Constitutional Classifiers: Defending Against Universal Jailbreaks
Overview
Anthropic's Safeguards Research Team has developed Constitutional Classifiers, a defense mechanism against universal jailbreaks—prompting strategies designed to bypass AI safety measures across multiple harmful queries simultaneously.
Key Results
Prototype Testing: During an independent red-teaming program, 183 active participants spent over 3,000 hours attempting to discover universal jailbreaks. Despite substantial effort and monetary incentives up to $15,000, no participant successfully created a universal jailbreak against the prototype system.
Automated Evaluations: Testing on 10,000 synthetically generated jailbreak prompts showed dramatic improvements:
- Without classifiers: 86% jailbreak success rate
- With Constitutional Classifiers: 4.4% success rate (over 95% blocked)

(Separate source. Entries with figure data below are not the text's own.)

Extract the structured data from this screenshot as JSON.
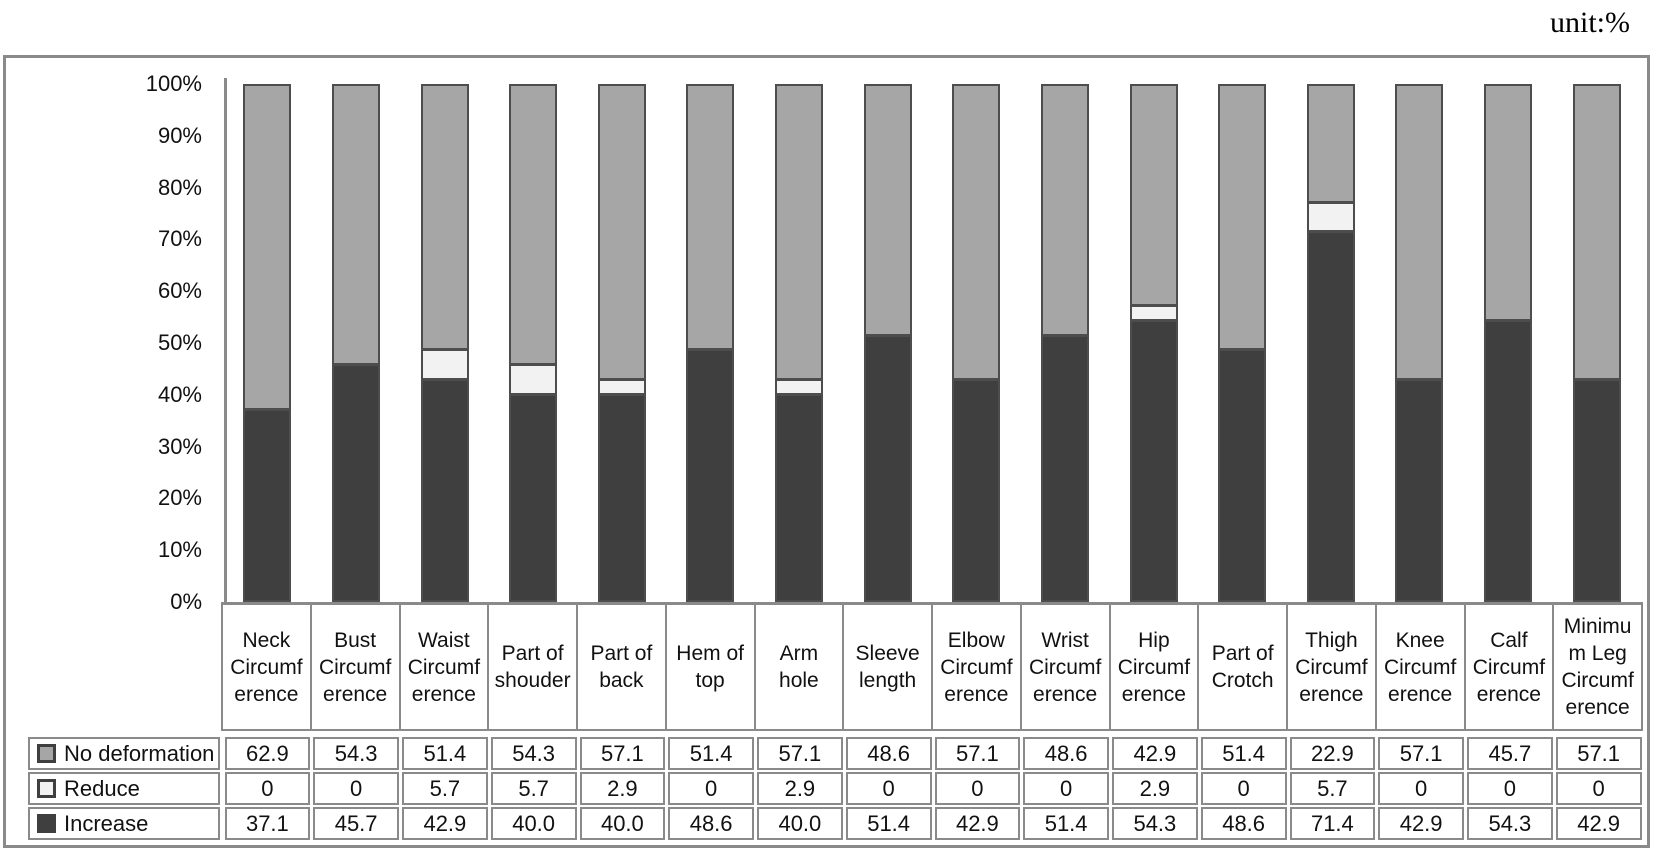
{
  "unit_label": "unit:%",
  "colors": {
    "no_deformation": "#a6a6a6",
    "reduce": "#f2f2f2",
    "increase": "#3f3f3f",
    "segment_border": "#4d4d4d",
    "grid_border": "#8a8a8a",
    "text": "#111111"
  },
  "y_axis": {
    "min": 0,
    "max": 100,
    "step": 10,
    "tick_labels": [
      "0%",
      "10%",
      "20%",
      "30%",
      "40%",
      "50%",
      "60%",
      "70%",
      "80%",
      "90%",
      "100%"
    ]
  },
  "chart_data": {
    "type": "bar",
    "stacked": true,
    "percent_stacked": true,
    "title": "",
    "unit": "unit:%",
    "grid": false,
    "legend_position": "table-left",
    "ylim": [
      0,
      100
    ],
    "categories": [
      "Neck\nCircumf\nerence",
      "Bust\nCircumf\nerence",
      "Waist\nCircumf\nerence",
      "Part of\nshouder",
      "Part of\nback",
      "Hem of\ntop",
      "Arm\nhole",
      "Sleeve\nlength",
      "Elbow\nCircumf\nerence",
      "Wrist\nCircumf\nerence",
      "Hip\nCircumf\nerence",
      "Part of\nCrotch",
      "Thigh\nCircumf\nerence",
      "Knee\nCircumf\nerence",
      "Calf\nCircumf\nerence",
      "Minimu\nm Leg\nCircumf\nerence"
    ],
    "series": [
      {
        "name": "No deformation",
        "color_key": "no_deformation",
        "values": [
          "62.9",
          "54.3",
          "51.4",
          "54.3",
          "57.1",
          "51.4",
          "57.1",
          "48.6",
          "57.1",
          "48.6",
          "42.9",
          "51.4",
          "22.9",
          "57.1",
          "45.7",
          "57.1"
        ]
      },
      {
        "name": "Reduce",
        "color_key": "reduce",
        "values": [
          "0",
          "0",
          "5.7",
          "5.7",
          "2.9",
          "0",
          "2.9",
          "0",
          "0",
          "0",
          "2.9",
          "0",
          "5.7",
          "0",
          "0",
          "0"
        ]
      },
      {
        "name": "Increase",
        "color_key": "increase",
        "values": [
          "37.1",
          "45.7",
          "42.9",
          "40.0",
          "40.0",
          "48.6",
          "40.0",
          "51.4",
          "42.9",
          "51.4",
          "54.3",
          "48.6",
          "71.4",
          "42.9",
          "54.3",
          "42.9"
        ]
      }
    ],
    "stack_order_bottom_to_top": [
      "Increase",
      "Reduce",
      "No deformation"
    ]
  }
}
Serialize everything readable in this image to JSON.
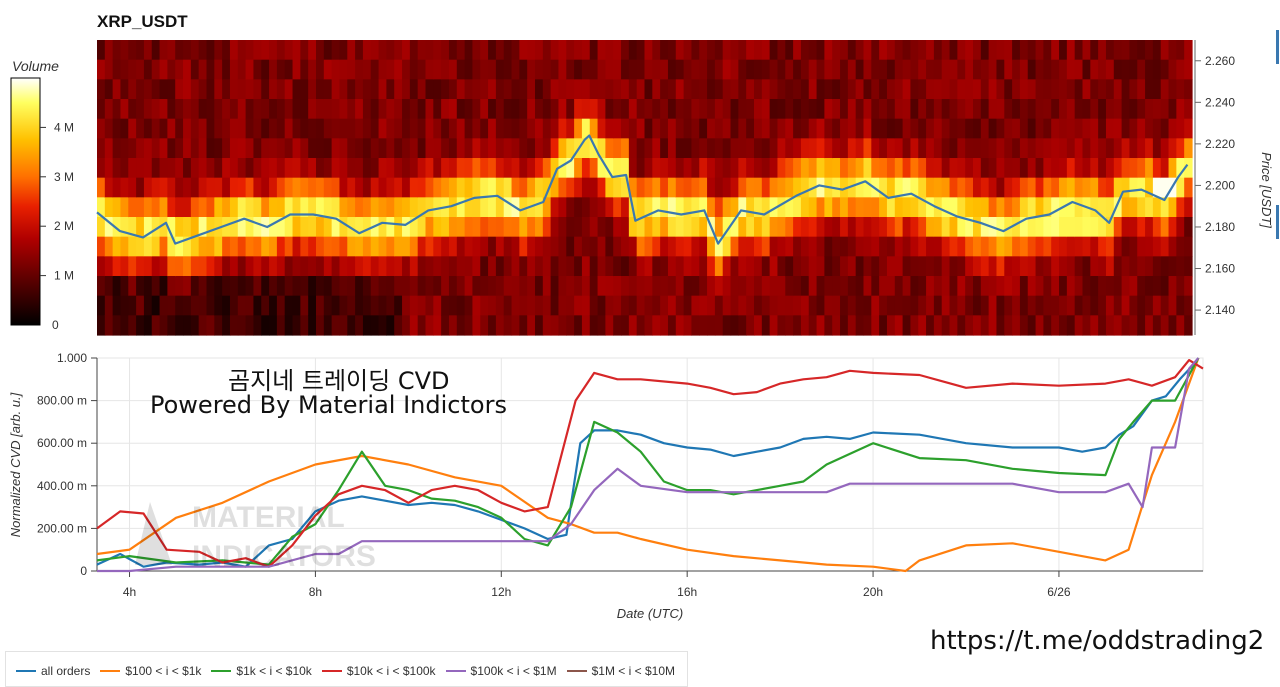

- Minimal performance cost: only 0.38% increase in refusal rates on benign queries
- Compute overhead: 23.7% increase
Live Demo Results (February 2025)
The system resisted attacks for five days before vulnerabilities emerged. Of 339 active jailbreakers attempting over 300,000 interactions:
- Four participants ultimately bypassed all eight challenge levels
- One discovered what Anthropic determined to be a true universal jailbreak
- Successful techniques included ciphers, role-play scenarios, keyword substitution, and prompt injection
Anthropic distributed $55,000 in prizes to successful participants.
How It Works
Constitutional Classifiers operate through:
- Constitution Development: Defining allowed versus disallowed content classes
- Synthetic Data Generation: Creating diverse training examples with multiple language and style variations
- Classifier Training: Building input and output filters using synthetic data plus benign query examples
- Content Filtering: Detecting and blocking potentially harmful responses
Limitations and Next Steps
The system cannot prevent every possible jailbreak, though discovered vulnerabilities require substantially more effort to exploit. Anthropic recommends using Constitutional Classifiers alongside complementary defenses and plans to continuously update the constitution as new attack patterns emerge.
The technique represents progress toward safely deploying increasingly capable models while maintaining robust safeguards against CBRN-related harms.